Re: AS/400 Vulnerabilities
: Have you ever nmap-ed a network with AS/400s? If you have, you probably
: know that doing so will, in at least half the cases, either crash the
: box, hang up one or more services, or really confuse the IP stack to the
: point that the box almost screeches to a halt.
This is frequently observed by pen-testers for sure but just as frequently
anecdotal. I have personally run into it at least once, where a standard
nmap SYN scan crashed a few AS/400 boxes. Each time it ends there, the
client freaks and little to no more information can be obtained as it is
dropped from the scope.

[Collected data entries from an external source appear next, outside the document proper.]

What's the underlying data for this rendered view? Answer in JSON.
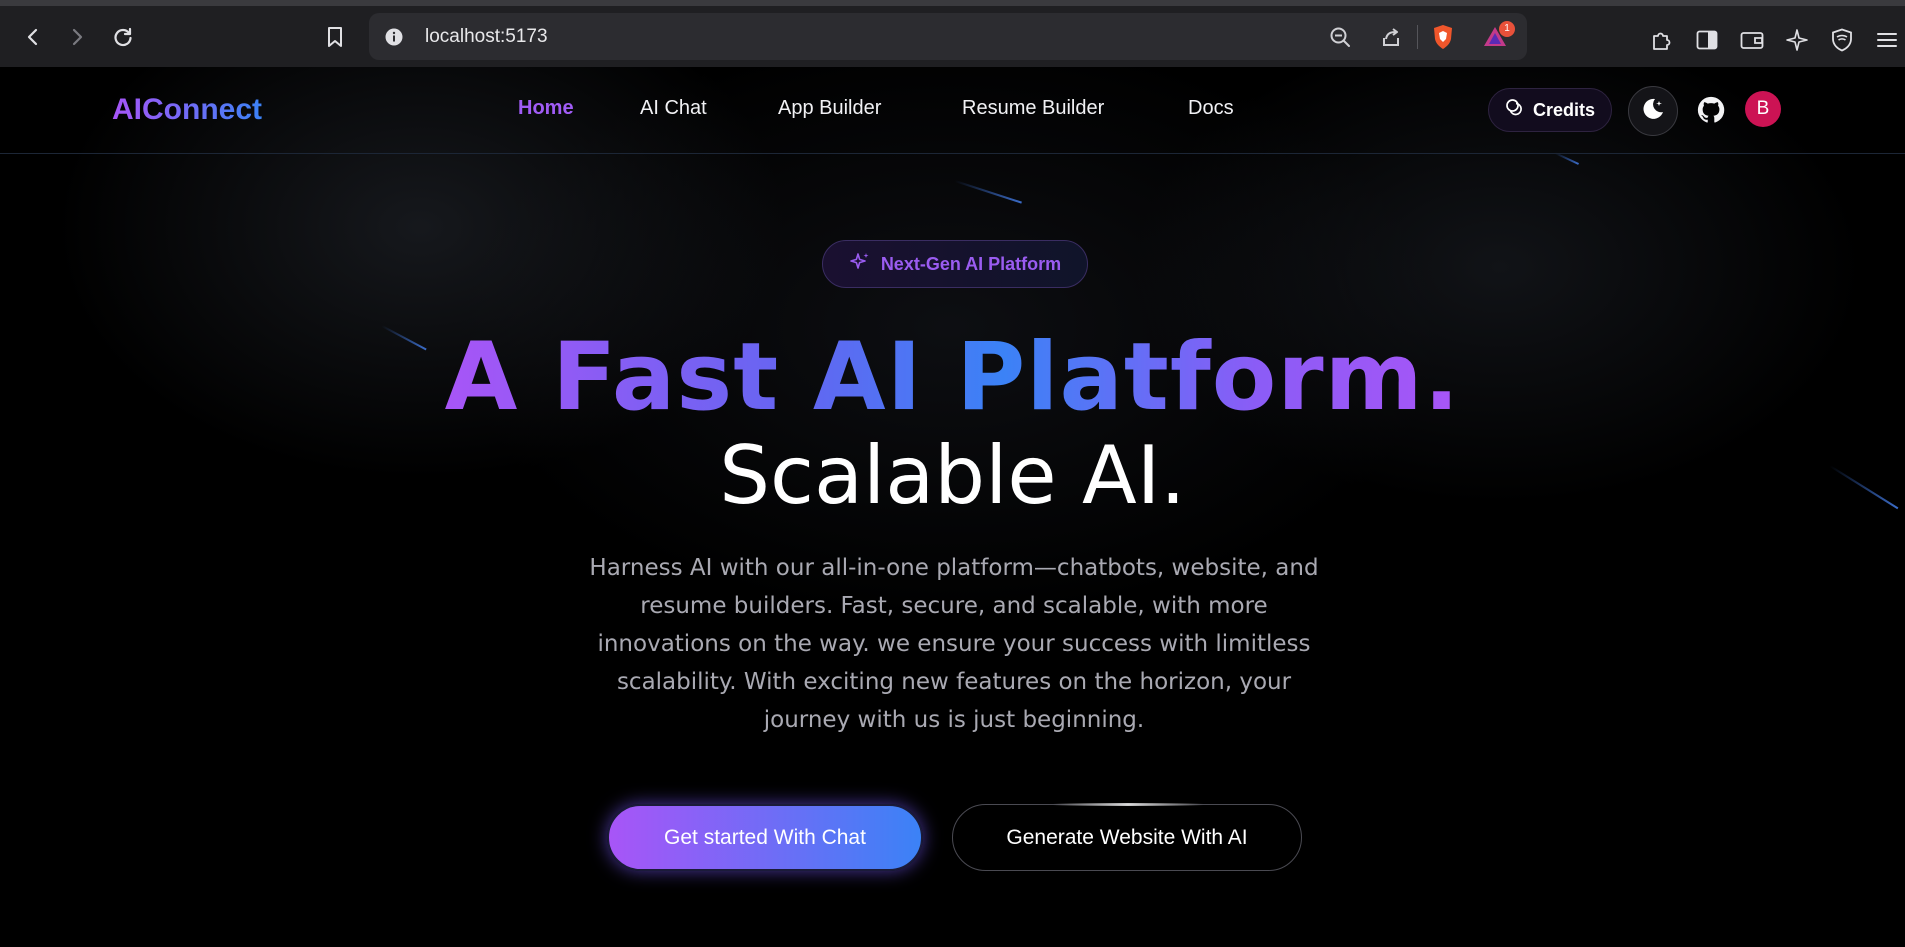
{
  "browser": {
    "url": "localhost:5173",
    "notification_count": "1"
  },
  "nav": {
    "logo": "AIConnect",
    "items": [
      {
        "label": "Home",
        "active": true
      },
      {
        "label": "AI Chat",
        "active": false
      },
      {
        "label": "App Builder",
        "active": false
      },
      {
        "label": "Resume Builder",
        "active": false
      },
      {
        "label": "Docs",
        "active": false
      }
    ],
    "credits_label": "Credits",
    "avatar_initial": "B"
  },
  "hero": {
    "badge": "Next-Gen AI Platform",
    "headline": "A Fast AI Platform.",
    "subheadline": "Scalable AI.",
    "description": "Harness AI with our all-in-one platform—chatbots, website, and resume builders. Fast, secure, and scalable, with more innovations on the way. we ensure your success with limitless scalability. With exciting new features on the horizon, your journey with us is just beginning.",
    "primary_cta": "Get started With Chat",
    "secondary_cta": "Generate Website With AI"
  },
  "colors": {
    "accent_purple": "#a855f7",
    "accent_blue": "#3b82f6",
    "avatar": "#cc1354"
  }
}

I'd be curious to see how many bug reports IBM has
received on the port scan DoS. Given the lack of information about what
versions or conditions are required for it to happen is why I said it is
mostly anecdotal.
: However, if you search for AS/400 vulnerabilities, you find only about a
: dozen, and most are years old. Nessus only checks for one.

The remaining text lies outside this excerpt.